|Matthew Henry's Concise Commentary|
34:18-27 Once a week they must rest, even in ploughing time, and in harvest. All worldly business must give way to that holy rest; even harvest work will prosper the better, for the religious observance of the sabbath day in harvest time. We must show that we prefer our communion with God, and our duty to him, before the business or the joy of harvest. Thrice a year they must appear before the Lord God, the God of Israel. Canaan was a desirable land, and the neighbouring nations were greedy; yet God says, They shall not desire it. Let us check all sinful desires against God and his glory, in our hearts, and then trust him to check all sinful desires in the hearts of others against us. The way of duty is the way of safety. Those who venture for him never lose by him. Three feasts are here mentioned: 1. The Passover, in remembrance of the deliverance out of Egypt. 2. The feast of weeks, or the feast of Pentecost; added to it is the law of the first-fruits. 3. The feast of in-gathering, or the feast of Tabernacles. Moses is to write these words, that the people might know them better. We can never be enough thankful to God for the written word. God would make a covenant with Israel, in Moses as a mediator. Thus the covenant of grace is made with believers through Christ.
Verses 27-35. - FINAL DESCENT OF MOSES FROM SINAI. The covenant having been renewed, Moses prepared to descend, having first however received a command to commit to writing the words of this second covenant (ver. 27). He received back the tables from God, inscribed with the Ten Commandments, and after a stay in Sinai of equal duration with the former one (ver. 28), descended, having the tables in his hands. He was not aware that the skin of his face had become radiant (ver. 29), and first learnt the fact by the rulers being afraid to come near him (ver. 30). After conversing with them and with the people he resolved to "put a vail on his face" ordinarily, only taking it of[ when he "went in before the Lord" into the ,, tent of meeting," and when, having received a message from the Lord to the people, he came out to deliver it. Verse 27. - Write thou these words. Literally, "write thee these words" - i.e., "write them for thyself and for thy people." According to the tenor of these words have I made a covenant. That is, "the covenant on my part is conditional on the observance of these words on the part of Israel." The "words" intended are those of vers. 10-26.

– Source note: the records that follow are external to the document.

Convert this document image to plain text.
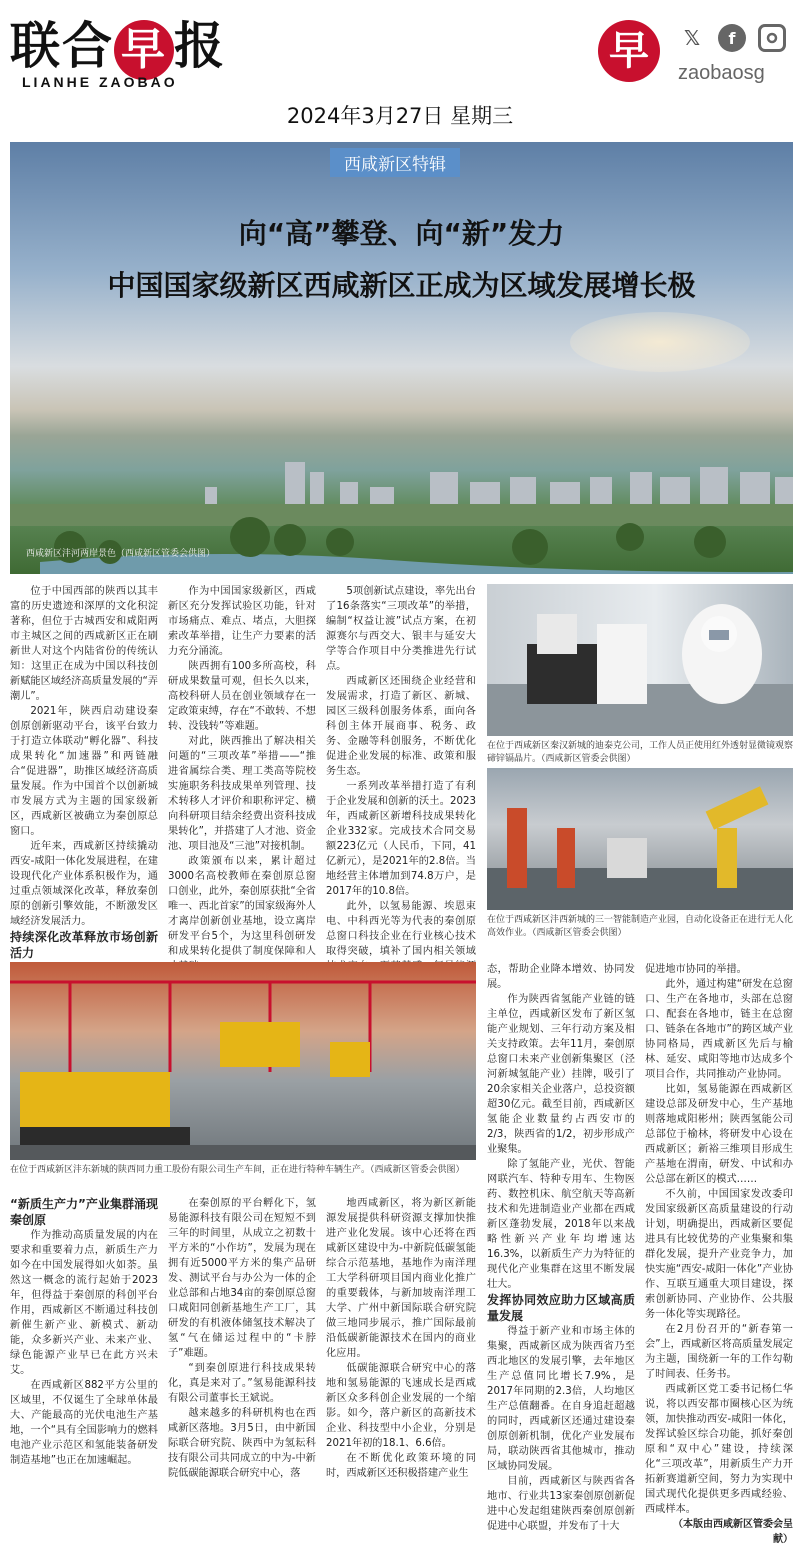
联合 早 报
LIANHE ZAOBAO
早	𝕏	f
zaobaosg
2024年3月27日 星期三
西咸新区特辑
向“高”攀登、向“新”发力
中国国家级新区西咸新区正成为区域发展增长极
西咸新区沣河两岸景色（西咸新区管委会供图）

位于中国西部的陕西以其丰富的历史遗迹和深厚的文化积淀著称，但位于古城西安和咸阳两市主城区之间的西咸新区正在刷新世人对这个内陆省份的传统认知：这里正在成为中国以科技创新赋能区域经济高质量发展的“弄潮儿”。

2021年，陕西启动建设秦创原创新驱动平台，该平台致力于打造立体联动“孵化器”、科技成果转化“加速器”和两链融合“促进器”，助推区域经济高质量发展。作为中国首个以创新城市发展方式为主题的国家级新区，西咸新区被确立为秦创原总窗口。

近年来，西咸新区持续撬动西安-咸阳一体化发展进程，在建设现代化产业体系积极作为，通过重点领域深化改革，释放秦创原的创新引擎效能，不断激发区域经济发展活力。

持续深化改革释放市场创新活力

作为中国国家级新区，西咸新区充分发挥试验区功能，针对市场痛点、难点、堵点，大胆探索改革举措，让生产力要素的活力充分涌流。

陕西拥有100多所高校，科研成果数量可观，但长久以来，高校科研人员在创业领域存在一定政策束缚，存在“不敢转、不想转、没钱转”等难题。

对此，陕西推出了解决相关问题的“三项改革”举措——“推进省属综合类、理工类高等院校实施职务科技成果单列管理、技术转移人才评价和职称评定、横向科研项目结余经费出资科技成果转化”，并搭建了人才池、资金池、项目池及“三池”对接机制。

政策颁布以来，累计超过3000名高校教师在秦创原总窗口创业，此外，秦创原获批“全省唯一、西北首家”的国家级海外人才离岸创新创业基地，设立离岸研发平台5个，为这里科创研发和成果转化提供了制度保障和人

5项创新试点建设，率先出台了16条落实“三项改革”的举措，编制“权益让渡”试点方案，在初源赛尔与西交大、银丰与延安大学等合作项目中分类推进先行试点。

西咸新区还围绕企业经营和发展需求，打造了新区、新城、园区三级科创服务体系，面向各科创主体开展商事、税务、政务、金融等科创服务，不断优化促进企业发展的标准、政策和服务生态。

一系列改革举措打造了有利于企业发展和创新的沃土。2023年，西咸新区新增科技成果转化企业332家。完成技术合同交易额223亿元（人民币，下同，41亿新元），是2021年的2.8倍。当地经营主体增加到74.8万户，是2017年的10.8倍。

此外，以氢易能源、埃恩束电、中科西光等为代表的秦创原总窗口科技企业在行业核心技术取得突破，填补了国内相关领域

在位于西咸新区秦汉新城的迪泰克公司，工作人员正使用红外透射显微镜观察碲锌镉晶片。（西咸新区管委会供图）
在位于西咸新区沣西新城的三一智能制造产业园，自动化设备正在进行无人化高效作业。（西咸新区管委会供图）
在位于西咸新区沣东新城的陕西同力重工股份有限公司生产车间，正在进行特种车辆生产。（西咸新区管委会供图）

“新质生产力”产业集群涌现秦创原

作为推动高质量发展的内在要求和重要着力点，新质生产力如今在中国发展得如火如荼。虽然这一概念的流行起始于2023年，但得益于秦创原的科创平台作用，西咸新区不断通过科技创新催生新产业、新模式、新动能，众多新兴产业、未来产业、绿色能源产业早已在此方兴未艾。

在西咸新区882平方公里的区域里，不仅诞生了全球单体最大、产能最高的光伏电池生产基地，一个“具有全国影响力的燃料电池产业示范区和氢能装备研发制造基地”也正在加速崛起。

在秦创原的平台孵化下，氢易能源科技有限公司在短短不到三年的时间里，从成立之初数十平方米的“小作坊”，发展为现在拥有近5000平方米的集产品研发、测试平台与办公为一体的企业总部和占地34亩的秦创原总窗口咸阳同创新基地生产工厂，其研发的有机液体储氢技术解决了氢“气在储运过程中的“卡脖子”难题。

“到秦创原进行科技成果转化，真是来对了。”氢易能源科技有限公司董事长王斌说。

越来越多的科研机构也在西咸新区落地。3月5日，由中新国际联合研究院、陕西中为氢耘科技有限公司共同成立的中为-中新院低碳能源联合研究中心，落

地西咸新区，将为新区新能源发展提供科研资源支撑加快推进产业化发展。该中心还将在西咸新区建设中为-中新院低碳氢能综合示范基地，基地作为南洋理工大学科研项目国内商业化推广的重要载体，与新加坡南洋理工大学、广州中新国际联合研究院做三地同步展示，推广国际最前沿低碳新能源技术在国内的商业化应用。

低碳能源联合研究中心的落地和氢易能源的飞速成长是西咸新区众多科创企业发展的一个缩影。如今，落户新区的高新技术企业、科技型中小企业，分别是2021年初的18.1、6.6倍。

在不断优化政策环境的同时，西咸新区还积极搭建产业生

态，帮助企业降本增效、协同发展。

作为陕西省氢能产业链的链主单位，西咸新区发布了新区氢能产业规划、三年行动方案及相关支持政策。去年11月，秦创原总窗口未来产业创新集聚区（泾河新城氢能产业）挂牌，吸引了20余家相关企业落户，总投资额超30亿元。截至目前，西咸新区氢能企业数量约占西安市的2/3，陕西省的1/2，初步形成产业聚集。

除了氢能产业，光伏、智能网联汽车、特种专用车、生物医药、数控机床、航空航天等高新技术和先进制造业产业都在西咸新区蓬勃发展，2018年以来战略性新兴产业年均增速达16.3%，以新质生产力为特征的现代化产业集群在这里不断发展壮大。

发挥协同效应助力区域高质量发展

得益于新产业和市场主体的集聚，西咸新区成为陕西省乃至西北地区的发展引擎，去年地区生产总值同比增长7.9%，是2017年同期的2.3倍，人均地区生产总值翻番。在自身追赶超越的同时，西咸新区还通过建设秦创原创新机制，优化产业发展布局，联动陕西省其他城市，推动区域协同发展。

目前，西咸新区与陕西省各地市、行业共13家秦创原创新促进中心发起组建陕西秦创原创新促进中心联盟，并发布了十大

促进地市协同的举措。

此外，通过构建“研发在总窗口、生产在各地市，头部在总窗口、配套在各地市，链主在总窗口、链条在各地市”的跨区域产业协同格局，西咸新区先后与榆林、延安、咸阳等地市达成多个项目合作，共同推动产业协同。

比如，氢易能源在西咸新区建设总部及研发中心，生产基地则落地咸阳彬州；陕西氢能公司总部位于榆林，将研发中心设在西咸新区；新裕三维项目形成生产基地在渭南，研发、中试和办公总部在新区的模式……

不久前，中国国家发改委印发国家级新区高质量建设的行动计划，明确提出，西咸新区要促进具有比较优势的产业集聚和集群化发展，提升产业竞争力，加快实施“西安-咸阳一体化”产业协作、互联互通重大项目建设，探索创新协同、产业协作、公共服务一体化等实现路径。

在2月份召开的“新春第一会”上，西咸新区将高质量发展定为主题，围绕新一年的工作勾勒了时间表、任务书。

西咸新区党工委书记杨仁华说，将以西安都市圈核心区为统领，加快推动西安-咸阳一体化，发挥试验区综合功能，抓好秦创原和“双中心”建设，持续深化“三项改革”，用新质生产力开拓新赛道新空间，努力为实现中国式现代化提供更多西咸经验、西咸样本。

（本版由西咸新区管委会呈献）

Gill's Exposition of the Entire Bible
And the Lord said unto Moses,.... Being still with him on the mount:
write thou these words; expressed in the preceding verses, from Exodus 34:11, as he before had written in a book all those laws, contained in Exodus 21:1 called the book of the covenant, Exodus 24:4 and which perhaps might be destroyed, as well as the two tables were broken; and therefore upon the renewal of the covenant here, there is a repetition made of the principal laws before given, which are ordered also to be written in a book, which may very well be called by the same name, since it follows:
for after the tenor of these words I have made a covenant with thee and with Israel, with Moses, as their representative and mediator, and with them represented by him: what is above related carries in it the form of a covenant between them, God having declared on his part what he would do for them, and what laws and rules he required to be observed on their part; which Moses assented to in their name, and was ordered to write them down, that he might repeat them to them.
Jamieson-Fausset-Brown Bible Commentary
27, 28. And the Lord said unto Moses, Write thou these words—that is, the ceremonial and judicial injunctions comprehended above (Ex 34:11-26); while the rewriting of the ten commandments on the newly prepared slabs was done by God Himself (compare De 10:1-4).